Today..Mainly sunny. Wind southwest 20 km/h this
afternoon. High 25.
It is rainy and dull and 8.5 degrees C. at 6:30 AM.
We have a hundred and some queens to install, and unwrapping to do, as well as cleanup. I could be moving bees out of some winter yards -- Freres S still has 277 there -- but think I will leave that for another day. I have a lot on my plate, getting ready to go to Spruce Grove tomorrow night. Yards will be muddy after all this rain. I'm not sure how much we got, but it looks to be an inch or more.
We could also lift down splits if the new queens are established, since the bees will have lost their orientation to the hive after being confined and the drifting would be minimal. We'll see.
I spent hours on planning and instructions over the weekend and the meeting went well in the morning. The guys seemed to understand and play back what I told them, and when they left and I assumed all would go according to plan.
One of the things I said was to call in soon and often, since the procedure was completely changed from what we have been doing. After three hours, I had to phone them and found they had wandered off course.
Today..Mainly cloudy. Patchy fog this morning. 60
percent chance of showers with a risk of a thunderstorm. Wind becoming north 20
km/h. High 18.
It's dull and 9.2 degrees C at 8 AM, and raining this morning. I'm torn between catching up on the books, moving bees and going to Calgary.
Looking out at the driveway, and from the two leaks in the roof, it seems we got a fair bit of rain. We get so little rain here -- 12 inches a year including snow -- and it is so dry, that leaks in the roof that would demand immediate action elsewhere are usually of little concern here.
I spent the day at my desk tidying up the books and doing various tasks. The day slid by quickly, and another unmemorable weekend is gone.
Periods of rain. Wind becoming northeast 20 km/h.
We have a dull day with cooler temperatures. It's 11 C outside and 19 in the house.
Frank and Mike came by to get some queens. We have none to spare, but shared anyhow.

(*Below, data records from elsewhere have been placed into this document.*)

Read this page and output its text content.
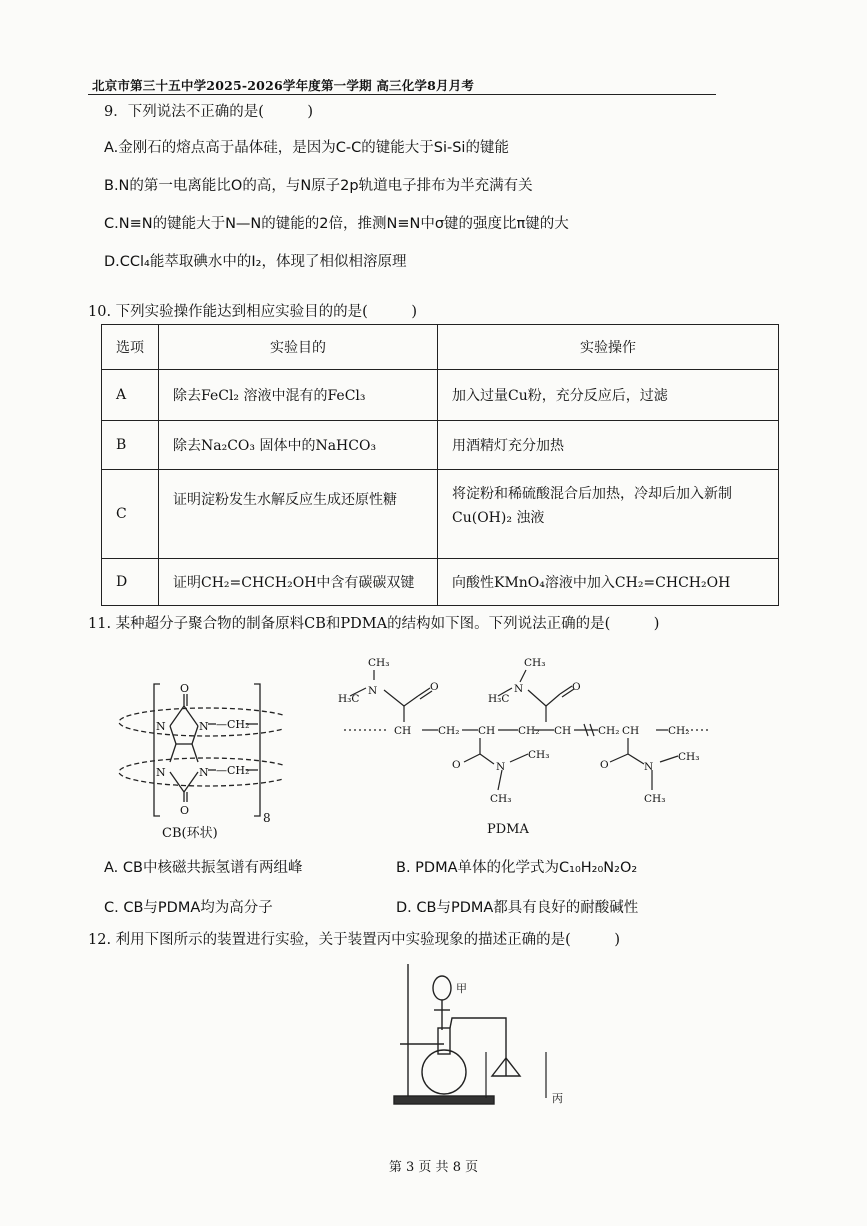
北京市第三十五中学2025-2026学年度第一学期 高三化学8月月考
9．下列说法不正确的是(　　　)
A.金刚石的熔点高于晶体硅，是因为C-C的键能大于Si-Si的键能
B.N的第一电离能比O的高，与N原子2p轨道电子排布为半充满有关
C.N≡N的键能大于N—N的键能的2倍，推测N≡N中σ键的强度比π键的大
D.CCl₄能萃取碘水中的I₂，体现了相似相溶原理
10. 下列实验操作能达到相应实验目的的是(　　　)
选项	实验目的	实验操作
A	除去FeCl₂ 溶液中混有的FeCl₃	加入过量Cu粉，充分反应后，过滤
B	除去Na₂CO₃ 固体中的NaHCO₃	用酒精灯充分加热
C	证明淀粉发生水解反应生成还原性糖	将淀粉和稀硫酸混合后加热，冷却后加入新制Cu(OH)₂ 浊液
D	证明CH₂=CHCH₂OH中含有碳碳双键	向酸性KMnO₄溶液中加入CH₂=CHCH₂OH
11. 某种超分子聚合物的制备原料CB和PDMA的结构如下图。下列说法正确的是(　　　)
O
N	N —CH₂
N	N —CH₂
O
8
CB(环状)
CH₃
N
H₃C
O
CH	CH₂ CH CH₂ CH	CH₂ CH	CH₂
CH₃
N
H₃C
O
O	N
CH₃
CH₃
O	N
CH₃
CH₃
PDMA
A. CB中核磁共振氢谱有两组峰	B. PDMA单体的化学式为C₁₀H₂₀N₂O₂
C. CB与PDMA均为高分子	D. CB与PDMA都具有良好的耐酸碱性
12. 利用下图所示的装置进行实验，关于装置丙中实验现象的描述正确的是(　　　)
甲
丙
第 3 页 共 8 页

I took all the queen boxes -- ours and Meijers' -- outside and gave the bees a flight while I changed to a box top with a screen for the feed jar, since Meijers won't be here right away to pick them up. We gave them all a jar of 50/50 syrup with fumigillan in it and they will be fine. The attendants in this batch don't look as young as they sometimes do. Maybe these had a tougher trip. They came by plane, then bus, so a lot can happen along the way.
I spent the day at home. In the afternoon, I changed the high tension wires on the Olds -- a bit of a job, and checked out the Buick. The Buick turns out to have a bad MAS too.
Meijers came over to get their queens. I cooked supper for a change.
Today..Mainly cloudy. 60 percent
chance of showers. Wind increasing to northeast 20 km/h. High 16.